Inquests into Cork Airport crash deaths to open today

By Eoin English

Inquests into the deaths of the six people who died in the Manx2 plane crash disaster at Cork Airport are due to open in the city this morning.

Several survivors of the 2011 crash — one of Ireland’s worst aviation accidents — are expected to attend.

The six victims — four passengers and the two pilots — died on February 10, 2011 when a Fairchild SA227-BC Metro III aircraft on route from Belfast to Cork crashed on its third landing attempt in heavy fog at Cork Airport.

The doomed flight’s pilot and captain, Jordi Sola Lopez, 31, from Manresa, Barcelona; his co-pilot Andrew John Cantle, 27, from Sunderland; Patrick Gerard Cullinan, 45, from the Malone Road, Belfast; Brendan McAleese, 39, from Kells, Co Antrim; Richard Kenneth Noble, 48, from Jordanstown, Belfast; and Joseph Michael Evans, 51, from Belfast, were all pronounced dead at the scene.

Frank O’Connell will formally open the inquests into their deaths this morning.

Six passengers survived the crash — Mark Dickens, Heather Elliot, Donal Walsh, Peter Crowley, Laurence Wilson and Brendan Mallon.

A jury will be sworn in before their statements are read in to the record.
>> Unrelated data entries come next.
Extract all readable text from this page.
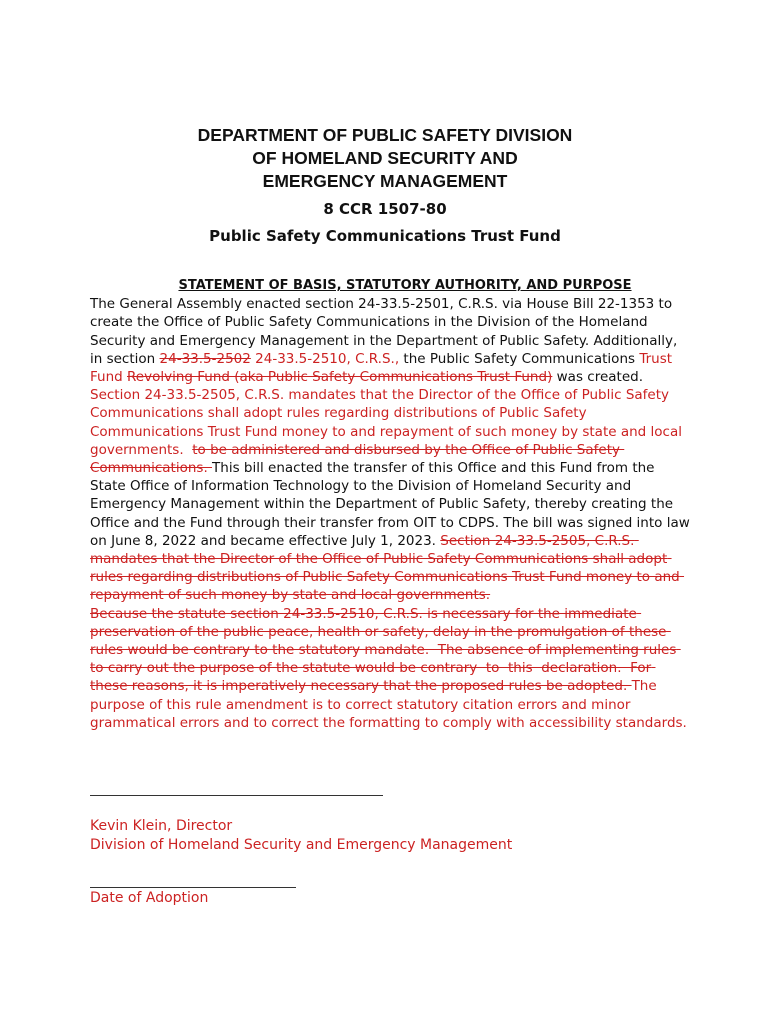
DEPARTMENT OF PUBLIC SAFETY DIVISION
OF HOMELAND SECURITY AND
EMERGENCY MANAGEMENT
8 CCR 1507-80
Public Safety Communications Trust Fund
STATEMENT OF BASIS, STATUTORY AUTHORITY, AND PURPOSE

The General Assembly enacted section 24-33.5-2501, C.R.S. via House Bill 22-1353 to create the Office of Public Safety Communications in the Division of the Homeland Security and Emergency Management in the Department of Public Safety. Additionally, in section 24-33.5-2502 24-33.5-2510, C.R.S., the Public Safety Communications Trust Fund Revolving Fund (aka Public Safety Communications Trust Fund) was created. Section 24-33.5-2505, C.R.S. mandates that the Director of the Office of Public Safety Communications shall adopt rules regarding distributions of Public Safety Communications Trust Fund money to and repayment of such money by state and local governments.  to be administered and disbursed by the Office of Public Safety Communications. This bill enacted the transfer of this Office and this Fund from the State Office of Information Technology to the Division of Homeland Security and Emergency Management within the Department of Public Safety, thereby creating the Office and the Fund through their transfer from OIT to CDPS. The bill was signed into law on June 8, 2022 and became effective July 1, 2023. Section 24-33.5-2505, C.R.S. mandates that the Director of the Office of Public Safety Communications shall adopt rules regarding distributions of Public Safety Communications Trust Fund money to and repayment of such money by state and local governments.
Because the statute section 24-33.5-2510, C.R.S. is necessary for the immediate preservation of the public peace, health or safety, delay in the promulgation of these rules would be contrary to the statutory mandate.  The absence of implementing rules to carry out the purpose of the statute would be contrary  to  this  declaration.  For these reasons, it is imperatively necessary that the proposed rules be adopted. The purpose of this rule amendment is to correct statutory citation errors and minor grammatical errors and to correct the formatting to comply with accessibility standards.

Kevin Klein, Director
Division of Homeland Security and Emergency Management
Date of Adoption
Air traffic control staff, airport fire fighters, gardaí, emergency service workers and officials from Ireland’s Air Accident Investigation Unit (AAIU) will be called to give evidence over the next two days.

The doomed flight was operated under the terms of an arrangement involving Spanish company Flightline BCN, which held a Spanish Air Operator Certificate, ticket seller, Manx2, based in the Isle of Man, and another Spanish firm, AirLada, which supplied the aircraft and flight crew under an agreement with Manx2.

Following the most comprehensive investigation in its history, the AAIU published its final report into the accident last January.

It found that poor regulatory oversight by Spanish authorities contributed to two tired, inexperienced pilots running the aviation equivalent of three red lights in bad weather.

The 240-page report identified a series of poor operational decisions by the pilots in the moments before the crash, and said the probable cause was “loss of control during an attempted go-around initiated below decision height [200 feet] in Instrument Meteorological Conditions”.

But it also identified a catalogue of systemic deficiencies at operational, organisational, and regulatory levels which oversaw the operation of the flight, including pilot training, the scheduling of flight crews, and maintenance.

These deficiencies led to tiredness and fatigue on the part of the crew, inadequate command training and checking, inappropriate pairing of flight crew members, and inadequate oversight.

It issued 11 safety recommendations.